Partindo-se dessa problemática, foi sugerida a formação do “1º Grupo de Controle do Tabagismo” na USF Gramoré, iniciando-se com um pequeno grupo-piloto formado por cinco usuários do território adstrito da equipe n. 40. O grupo foi estruturado a partir das recomendações do Caderno de Atenção Básica n. 40 – “O cuidado da pessoa tabagista” (BRASIL, 2015); do Manual do Coordenador do “Programa Deixando de Fumar sem Mistérios” (INCA, 2004); e da Portaria n. 761, de 21 de junho de 2016, do MS, que deu validade às orientações técnicas do tratamento do tabagismo constantes no “Protocolo Clínico e Diretrizes Terapêuticas – Dependência à Nicotina” (BRASIL, 2016).

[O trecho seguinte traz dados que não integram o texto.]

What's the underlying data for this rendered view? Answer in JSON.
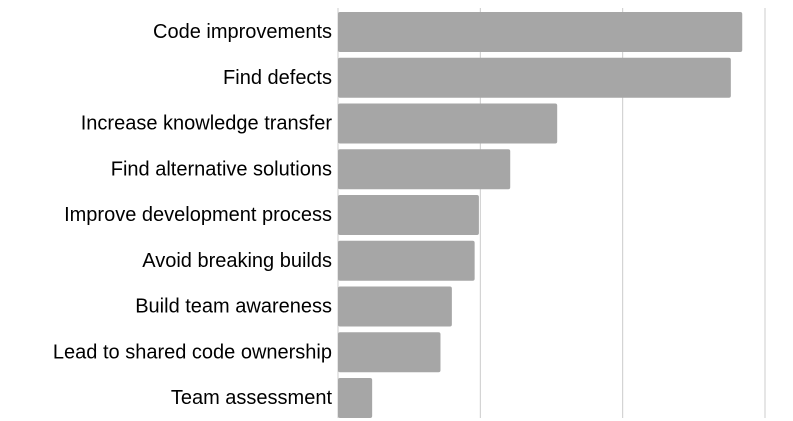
{
  "chart_data": {
    "type": "bar",
    "orientation": "horizontal",
    "categories": [
      "Code improvements",
      "Find defects",
      "Increase knowledge transfer",
      "Find alternative solutions",
      "Improve development process",
      "Avoid breaking builds",
      "Build team awareness",
      "Lead to shared code ownership",
      "Team assessment"
    ],
    "values": [
      284,
      276,
      154,
      121,
      99,
      96,
      80,
      72,
      24
    ],
    "xlim": [
      0,
      300
    ],
    "x_gridlines": [
      100,
      200,
      300
    ],
    "title": "",
    "xlabel": "",
    "ylabel": "",
    "grid": true,
    "legend": "none",
    "colors": {
      "bar": "#a6a6a6",
      "grid": "#cccccc",
      "text": "#000000"
    }
  }
}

Cada profissional da equipe ficou responsável por uma das tarefas da elaboração do grupo. Os ACS responsabilizaram-se por captar os usuários tabagistas com desejo de participar do grupo; a enfermeira da equipe ficou responsável pela consulta de pré-avaliação, realizando a anamnese inicial e explicando aos participantes sobre o funcionamento do grupo; o médico da equipe assumiu o papel de coordenador do grupo, responsabilizando-se pelo agendamento e execução das reuniões semanais e pela captação dos insumos farmacêuticos e dos materiais de educação em saúde a ser distribuídos ao longo de toda a ação.

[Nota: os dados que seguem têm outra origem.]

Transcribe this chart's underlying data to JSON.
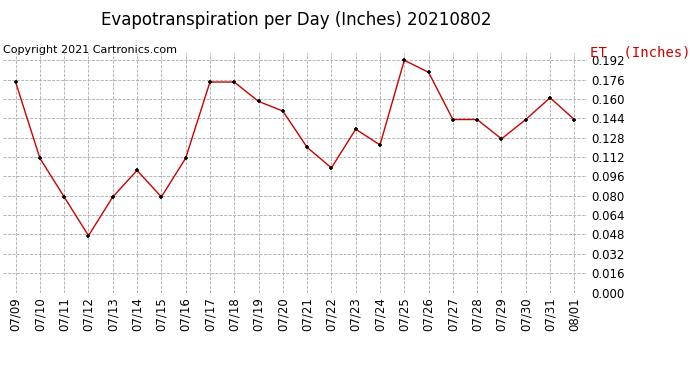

O grupo foi estruturado tomando-se como referência o número de oito reuniões semanais com duração de uma a duas horas. Houve articulação com a Secretaria Municipal de Saúde (SMS) de Natal e com a Secretaria Estadual de Saúde Pública (SESAP) do Rio Grande do Norte, por meio da Unidade Central de Agentes Terapêuticos (UNICAT), a fim de obter os medicamentos utilizados no controle do tabagismo, a exemplo dos adesivos de reposição de nicotina e dos comprimidos de bupropiona (Figura 1).

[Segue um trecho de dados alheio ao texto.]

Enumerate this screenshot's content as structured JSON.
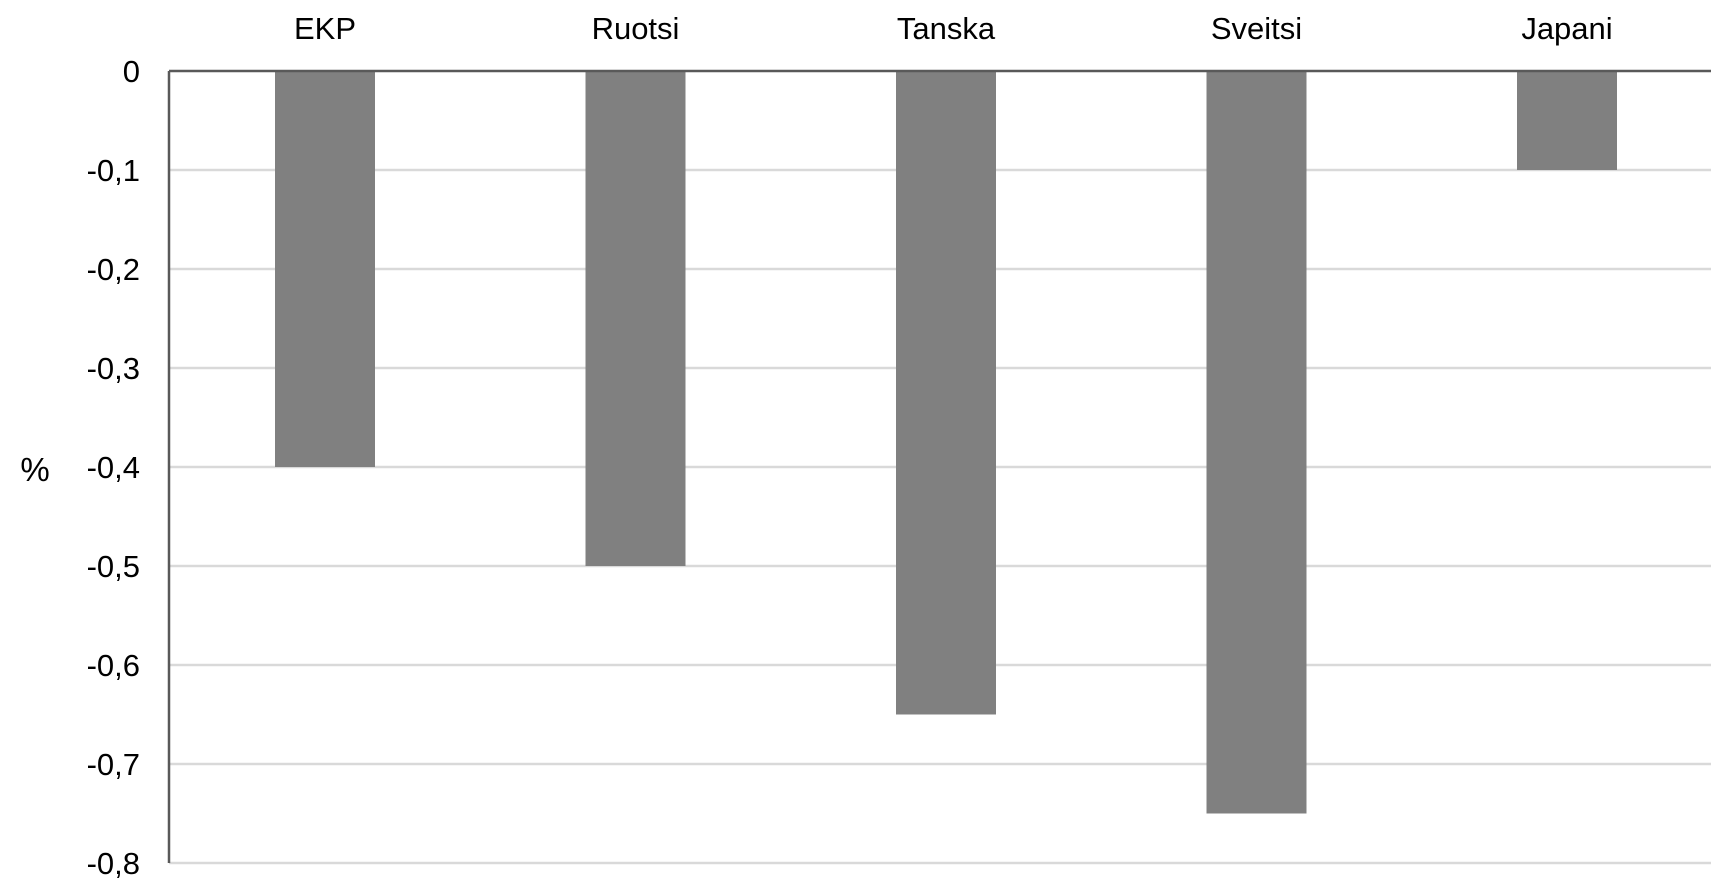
{
  "chart_data": {
    "type": "bar",
    "categories": [
      "EKP",
      "Ruotsi",
      "Tanska",
      "Sveitsi",
      "Japani"
    ],
    "values": [
      -0.4,
      -0.5,
      -0.65,
      -0.75,
      -0.1
    ],
    "ylabel": "%",
    "ylim": [
      -0.8,
      0
    ],
    "yticks": [
      0,
      -0.1,
      -0.2,
      -0.3,
      -0.4,
      -0.5,
      -0.6,
      -0.7,
      -0.8
    ],
    "ytick_labels": [
      "0",
      "-0,1",
      "-0,2",
      "-0,3",
      "-0,4",
      "-0,5",
      "-0,6",
      "-0,7",
      "-0,8"
    ],
    "category_axis_position": "top",
    "grid": true,
    "legend": "none",
    "bar_color": "#808080"
  }
}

Figura 1. Medicamentos a ser utilizados no “Grupo de Controle do Tabagismo”.
A primeira reunião do grupo foi agendada para o dia 8 de novembro de 2018 e a última reunião para o dia 28 de dezembro de 2018. Após isso, os participantes deverão ser avaliados uma vez por mês em consultas individuais com o médico da equipe, a fim de receberem apoio na manutenção da abstinência. Os próximos grupos deverão possuir o número máximo de 10 participantes, havendo um rodízio de grupo a cada oito semanas.
Espera-se atingir um número máximo de 60 usuários ao longo de um ano de atividades do grupo, bem como servir de exemplo e estímulo para que as outras três equipes de saúde da família atuantes na USF Gramoré formem, também, os seus próprios “Grupos de Controle do Tabagismo”, com potencial geral de atingir 240 usuários por ano, contribuindo para a diminuição substancial da prevalência de tabagismo entre os moradores do território adstrito da unidade, bem como para a diminuição do risco de infartos agudos do miocárdio (IAM), AVE, câncer de pulmão, entre outros agravos, auxiliando no controle de outras DNCT, especialmente da HAS e do DM, cuja avaliação inicial culminou na criação e oferta deste grupo.
BRASIL. Ministério da Saúde. Gabinete do Ministro. Portaria n. 252, de 19 de fevereiro de 2013. Institui a Rede de Atenção à Saúde das Pessoas com Doenças Crônicas no âmbito do Sistema Único de Saúde (SUS). Diário Oficial da República Federativa do Brasil, Brasília, DF, 20 fev. 2013. Disponível em: <http://bvsms.saude.gov.br/bvs/saudelegis/gm/2013/prt0252_19_02_2013.html>. Acesso em: 15 nov. 2018.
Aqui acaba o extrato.